The Dana shutdown quickly became a political flashpoint. Climate advocacy group Climate Power blamed Trump’s rollback of clean energy supports, saying “his war on clean energy is leaving workers jobless.”
Conservative media, meanwhile, argued it proved that EV production was overhyped and dependent on subsidies. Local coverage stayed personal, highlighting real hardship more than politics.
“This isn’t about policy to us; it’s about rent,” said one Auburn Hills worker on television.
Historical Echoes

Michigan has lived this boom-and-bust story before. During the 2008–2009 recession, the state lost hundreds of thousands of auto jobs when GM and Chrysler went bankrupt.

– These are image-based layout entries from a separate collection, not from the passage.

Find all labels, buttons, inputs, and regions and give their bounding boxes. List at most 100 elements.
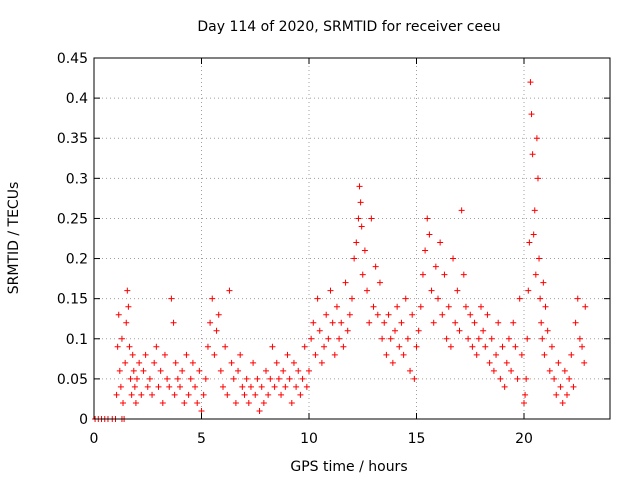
grid-lines bbox=[94, 58, 610, 419]
y-tick-label: 0.4 bbox=[66, 91, 88, 107]
data-point bbox=[379, 335, 386, 342]
data-point bbox=[336, 335, 343, 342]
data-point bbox=[582, 303, 589, 310]
data-point bbox=[559, 399, 566, 406]
data-point bbox=[581, 359, 588, 366]
data-point bbox=[398, 319, 405, 326]
data-point bbox=[282, 383, 289, 390]
y-tick-label: 0.1 bbox=[66, 332, 88, 348]
data-point bbox=[555, 359, 562, 366]
data-point bbox=[445, 303, 452, 310]
data-point bbox=[273, 359, 280, 366]
data-point bbox=[579, 343, 586, 350]
data-point bbox=[286, 375, 293, 382]
data-point bbox=[527, 79, 534, 86]
data-point bbox=[258, 383, 265, 390]
data-point bbox=[269, 343, 276, 350]
data-point bbox=[126, 343, 133, 350]
data-point bbox=[211, 351, 218, 358]
data-point bbox=[220, 383, 226, 390]
data-point bbox=[415, 327, 422, 334]
data-point bbox=[454, 287, 461, 294]
data-point bbox=[271, 383, 278, 390]
data-point bbox=[458, 207, 465, 214]
data-point bbox=[564, 391, 570, 398]
data-point bbox=[402, 295, 409, 302]
data-point bbox=[541, 351, 548, 358]
data-point bbox=[514, 375, 521, 382]
data-point bbox=[198, 407, 205, 414]
data-point bbox=[172, 359, 179, 366]
data-point bbox=[308, 335, 315, 342]
data-point bbox=[570, 383, 577, 390]
data-point bbox=[358, 223, 365, 230]
data-point bbox=[525, 287, 532, 294]
data-point bbox=[189, 359, 196, 366]
data-point bbox=[460, 271, 467, 278]
data-point bbox=[473, 351, 480, 358]
x-axis-label: GPS time / hours bbox=[290, 459, 407, 475]
x-tick-label: 5 bbox=[197, 431, 206, 447]
data-point bbox=[394, 303, 401, 310]
data-point bbox=[364, 287, 371, 294]
y-tick-label: 0.05 bbox=[57, 372, 88, 388]
data-point bbox=[284, 351, 291, 358]
data-point bbox=[576, 335, 583, 342]
data-point bbox=[553, 391, 560, 398]
data-point bbox=[548, 343, 555, 350]
data-point bbox=[568, 351, 575, 358]
data-point bbox=[528, 111, 535, 118]
data-point bbox=[411, 375, 418, 382]
data-point bbox=[306, 367, 312, 374]
data-point bbox=[144, 383, 151, 390]
data-point bbox=[318, 359, 325, 366]
data-point bbox=[129, 351, 136, 358]
data-point bbox=[192, 383, 199, 390]
data-point bbox=[196, 367, 203, 374]
data-point bbox=[166, 383, 173, 390]
data-point bbox=[518, 351, 525, 358]
data-point bbox=[278, 391, 285, 398]
data-point bbox=[574, 295, 581, 302]
data-point bbox=[356, 183, 363, 190]
data-point bbox=[168, 295, 175, 302]
data-point bbox=[475, 335, 482, 342]
data-point bbox=[179, 367, 186, 374]
data-point bbox=[329, 319, 336, 326]
data-point bbox=[171, 391, 178, 398]
data-point bbox=[370, 303, 377, 310]
data-point bbox=[389, 359, 396, 366]
data-point bbox=[114, 343, 121, 350]
data-point bbox=[471, 319, 478, 326]
data-point bbox=[340, 343, 347, 350]
data-point bbox=[484, 311, 491, 318]
data-point bbox=[226, 287, 233, 294]
data-point bbox=[561, 367, 568, 374]
data-point bbox=[331, 351, 338, 358]
data-point bbox=[495, 319, 502, 326]
data-point bbox=[120, 399, 127, 406]
data-point bbox=[462, 303, 469, 310]
data-point bbox=[224, 391, 231, 398]
data-point bbox=[314, 295, 321, 302]
data-point bbox=[113, 391, 120, 398]
data-point bbox=[321, 343, 328, 350]
data-point bbox=[217, 367, 224, 374]
x-tick-label: 0 bbox=[90, 431, 99, 447]
data-point bbox=[123, 319, 130, 326]
data-point bbox=[207, 319, 214, 326]
data-point bbox=[534, 175, 541, 182]
x-tick-label: 15 bbox=[408, 431, 426, 447]
data-point bbox=[200, 391, 207, 398]
data-point bbox=[146, 375, 153, 382]
data-point bbox=[512, 343, 519, 350]
data-point bbox=[263, 367, 269, 374]
data-point bbox=[539, 335, 546, 342]
data-point bbox=[490, 367, 497, 374]
data-point bbox=[161, 351, 168, 358]
data-point bbox=[450, 255, 457, 262]
data-point bbox=[430, 319, 437, 326]
data-point bbox=[503, 359, 510, 366]
data-point bbox=[376, 279, 383, 286]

The rise of EV manufacturing promised a path to recovery. In 2022, Dana’s Auburn Hills opening embodied that promise—a forward-looking replacement for the old combustion plants.
Its closure barely three years later exposes the instability lurking underneath America’s green manufacturing push.
Transition Warning

The shutdown of Dana Thermal Products’ Auburn Hills plant is more than a single company’s failure—it’s a warning about the complexity of industrial transitions.
Behind the headlines of record EV sales lies a jittery market shaped by expiring subsidies, production slowdowns, and uneven demand.
The facility that once represented Michigan’s EV future now stands as a casualty of shifting policy and falling confidence. For its 200 workers, the consequences are immediate and painful.